‘Summer House’ Drama Has United Our Fractious Nation

This is an edition of the newsletter Pulling Weeds With Chris Black, in which the columnist weighs in on hot topics in culture. Sign up here to get it in your inbox every Thursday.

The death of monoculture has been widely examined by people much smarter and better spoken than I am, but it is a stance I agree with. The splintering of culture via algorithm has created micro-niches that birth memes, slang, and whole approaches to life that baffle and astound someone not on the same digital wavelength. It’s depressing and fascinating. The days of everyone gathering around the TV set to watch the Friends finale on linear cable are long gone. Beyond tragedies, the only thing left that breaks through and sparks a powerful, polarizing discourse is relationship drama on Bravo reality shows. And it looks like Andy has done it again.

The first example of Bravo uniting a fractured body politic was only a few years ago; even if you are a casual viewer or internet user, you probably know the phrase “Scandoval” because the term (and the scandal) were on the tip of most people's tongues for weeks. It was a simple cheating incident on Vanderpump Rules that spiraled into a full-blown cultural event, igniting group chats, inspiring long-read think pieces and vocal-fry-laden Dunkin’- iced-coffee-fueled emergency podcast episodes. For the uninitiated: Tom Sandoval detonated a months-long affair with Raquel Leviss—his girlfriend Ariana Madix’s friend—inside a cast built on long-term proximity, questionable loyalty, and a certain brand of West Hollywood 1-bedroom apartment-grade fame. The betrayal wasn’t new, exactly. It was the scale, the on-camera sloppiness, the almost performance-art aspect of it: ugly matching secret necklaces, an unlistenable self-funded cover band. Thank god everyone was mic’d and a little bit drunk. It was reality TV magic; you could feel the cameras catching up in real time.

As I write this on March 31st, it is happening again, this time on Bravo’s Summer House. A simple show about mostly NYC-based hottie professionals escaping to a big house in the Hamptons every weekend in the summer. By day, they drink Loverboy (a canned hard seltzer brand owned by cast member and main character Kyle Cook) and throw elaborately themed and cheaply decorated poolside parties. When the sun goes down, they drink even more at nightclubs. They flirt, fight, fuck, and argue. Bonds form fast, fall apart, and then everybody has to coexist in the kitchen the next morning over Nespresso lattes and mimosas. By Sunday, the housemates all pack their Away suitcases, slightly hungover, emotionally drained, and promise to do it differently next weekend. They never do!

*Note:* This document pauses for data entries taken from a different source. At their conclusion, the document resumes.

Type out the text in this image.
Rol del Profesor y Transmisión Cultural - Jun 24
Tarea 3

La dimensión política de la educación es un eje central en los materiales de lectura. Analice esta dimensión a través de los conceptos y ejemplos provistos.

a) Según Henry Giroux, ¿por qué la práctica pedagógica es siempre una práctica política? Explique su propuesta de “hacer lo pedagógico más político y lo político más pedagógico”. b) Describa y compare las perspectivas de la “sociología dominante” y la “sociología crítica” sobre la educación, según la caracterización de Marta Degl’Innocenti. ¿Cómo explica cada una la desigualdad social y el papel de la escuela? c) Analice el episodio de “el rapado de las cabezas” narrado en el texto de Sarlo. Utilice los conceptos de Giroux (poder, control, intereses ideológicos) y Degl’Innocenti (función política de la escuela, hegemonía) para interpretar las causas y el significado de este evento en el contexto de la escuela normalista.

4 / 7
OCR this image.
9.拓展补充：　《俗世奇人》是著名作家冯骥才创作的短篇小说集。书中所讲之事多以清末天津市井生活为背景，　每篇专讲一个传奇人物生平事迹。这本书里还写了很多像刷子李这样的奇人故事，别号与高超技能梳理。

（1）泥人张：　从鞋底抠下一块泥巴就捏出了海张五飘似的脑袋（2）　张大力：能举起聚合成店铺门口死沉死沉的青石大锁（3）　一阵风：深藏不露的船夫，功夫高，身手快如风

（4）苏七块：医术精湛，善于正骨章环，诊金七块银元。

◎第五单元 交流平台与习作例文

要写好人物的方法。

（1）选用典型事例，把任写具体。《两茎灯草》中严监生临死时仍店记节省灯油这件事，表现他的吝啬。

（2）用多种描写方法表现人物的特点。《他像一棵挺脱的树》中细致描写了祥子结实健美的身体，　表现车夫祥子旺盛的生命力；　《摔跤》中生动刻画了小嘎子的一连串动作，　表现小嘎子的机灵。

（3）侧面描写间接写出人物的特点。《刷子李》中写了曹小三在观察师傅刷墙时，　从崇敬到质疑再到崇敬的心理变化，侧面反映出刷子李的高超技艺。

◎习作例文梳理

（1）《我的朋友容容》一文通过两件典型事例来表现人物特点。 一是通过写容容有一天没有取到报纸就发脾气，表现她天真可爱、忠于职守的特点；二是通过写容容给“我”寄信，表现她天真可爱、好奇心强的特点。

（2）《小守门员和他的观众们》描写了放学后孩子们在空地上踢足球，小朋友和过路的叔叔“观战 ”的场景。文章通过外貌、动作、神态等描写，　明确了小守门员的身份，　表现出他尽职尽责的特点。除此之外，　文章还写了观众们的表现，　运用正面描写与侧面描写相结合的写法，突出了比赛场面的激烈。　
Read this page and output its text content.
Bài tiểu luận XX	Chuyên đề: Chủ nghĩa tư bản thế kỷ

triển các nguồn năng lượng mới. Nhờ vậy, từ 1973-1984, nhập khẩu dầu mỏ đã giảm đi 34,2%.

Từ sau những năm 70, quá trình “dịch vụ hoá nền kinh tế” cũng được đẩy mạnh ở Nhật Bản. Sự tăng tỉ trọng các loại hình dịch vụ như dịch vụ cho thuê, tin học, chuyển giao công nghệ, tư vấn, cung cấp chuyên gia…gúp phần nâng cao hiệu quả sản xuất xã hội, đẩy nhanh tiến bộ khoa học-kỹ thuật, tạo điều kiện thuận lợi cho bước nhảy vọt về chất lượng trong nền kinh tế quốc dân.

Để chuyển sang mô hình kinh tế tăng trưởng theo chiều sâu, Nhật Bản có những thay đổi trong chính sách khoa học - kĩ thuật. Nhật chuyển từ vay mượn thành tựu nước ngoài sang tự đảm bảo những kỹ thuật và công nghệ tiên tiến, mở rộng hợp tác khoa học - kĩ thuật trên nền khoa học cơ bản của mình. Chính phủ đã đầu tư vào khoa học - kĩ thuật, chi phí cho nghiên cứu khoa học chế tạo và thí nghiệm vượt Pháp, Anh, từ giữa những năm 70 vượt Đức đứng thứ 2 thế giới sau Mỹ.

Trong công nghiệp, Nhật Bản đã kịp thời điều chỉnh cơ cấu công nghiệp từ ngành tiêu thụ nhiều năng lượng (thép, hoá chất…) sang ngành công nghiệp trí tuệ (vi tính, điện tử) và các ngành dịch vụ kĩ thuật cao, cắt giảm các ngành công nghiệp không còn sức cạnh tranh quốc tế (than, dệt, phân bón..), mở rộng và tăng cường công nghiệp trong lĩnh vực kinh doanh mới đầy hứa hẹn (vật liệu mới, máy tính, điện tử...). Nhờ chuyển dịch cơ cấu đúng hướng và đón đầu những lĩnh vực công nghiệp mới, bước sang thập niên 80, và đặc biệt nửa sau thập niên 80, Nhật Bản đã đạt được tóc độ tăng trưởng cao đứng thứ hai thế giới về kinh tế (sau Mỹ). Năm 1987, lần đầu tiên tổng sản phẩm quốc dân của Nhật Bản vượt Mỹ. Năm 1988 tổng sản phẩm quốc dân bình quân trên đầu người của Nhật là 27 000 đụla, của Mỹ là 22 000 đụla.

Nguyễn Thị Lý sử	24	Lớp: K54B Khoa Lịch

Amanda Batula, a hot graphic designer with an unfortunate nose ring, and Kyle Cooke, a long-time mullet wearer and the CEO of the aforementioned Loverboy, broke up after four years of marriage and ten years together. The split followed intense tension over their lifestyle differences—Amanda wanted a quiet home life of smoking weed and walking dogs, while Kyle is pursuing a newfound DJ career that kept him out all night, surrounded by a gaggle of post-college baddies. Westling Wilson, aka West, is a charming former football player from Columbia, Missouri, who is now a “sports social and editorial producer for Complex Networks.” Wilson had a weird on-and-off nine-month relationship with Ciara Miller, a hot nurse/model from my hometown of Atlanta. West and Ciara also didn’t make it for a myriad of reasons. This is sort of par for the reality course.